Methods: A total of twenty C57BL/6 male 6-7 weeks old mice, were injected with 1 × 105 colony-forming units (CFU) of attenuated H37Ra strain of Mtb in a volume of 200 μL, to prepare mouse tuberculosis infection models. Colony forming units in left lung and spleen coefficient were determined followed by histopathology, quantitative RT-PCR for mRNA, Western blot analysis, cytokine IL-35 detection and flow cytometry of fork head box protein P3-expressing T cells.

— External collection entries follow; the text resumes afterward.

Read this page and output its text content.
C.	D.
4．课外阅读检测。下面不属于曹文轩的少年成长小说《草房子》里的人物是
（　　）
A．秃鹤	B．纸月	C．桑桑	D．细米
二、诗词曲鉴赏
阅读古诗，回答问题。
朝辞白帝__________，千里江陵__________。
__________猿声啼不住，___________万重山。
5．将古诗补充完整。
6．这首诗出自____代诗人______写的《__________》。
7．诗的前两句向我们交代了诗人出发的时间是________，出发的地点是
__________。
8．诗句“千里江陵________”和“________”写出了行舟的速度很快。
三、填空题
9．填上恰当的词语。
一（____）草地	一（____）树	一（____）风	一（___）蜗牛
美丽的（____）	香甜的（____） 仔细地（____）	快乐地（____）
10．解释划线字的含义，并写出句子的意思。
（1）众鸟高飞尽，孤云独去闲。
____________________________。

Results: Compared with the control mice, the mRNA expressions of the p35 and EBI3 of IL-35 were significantly increased in the spleen of 8-week infected mice, and their protein expressions were not only increased in 8-week but in lungs of 4-week infected mice, accompanied with an elevated level of serum IL-35. In addition, iTr35 subset was increased in the spleen of 8-week infected mice compared with the control mice. Importantly, the high bacterial burden, lung lesions, and low mouse weight were found in the 8-week infected mice.
Conclusion: The mice infected with Mtb H37Ra strain resulted in elevated IL-35 levels and iTr35 subset. There were increased bacterial burden and lung lesions, suggesting that IL-35 and iTr35 cells play an immune evasion role in chronic Mtb infected mice.

Keywords: Mycobacterium tuberculosis, H37Ra,IL-35,iTr3, Immune evasion.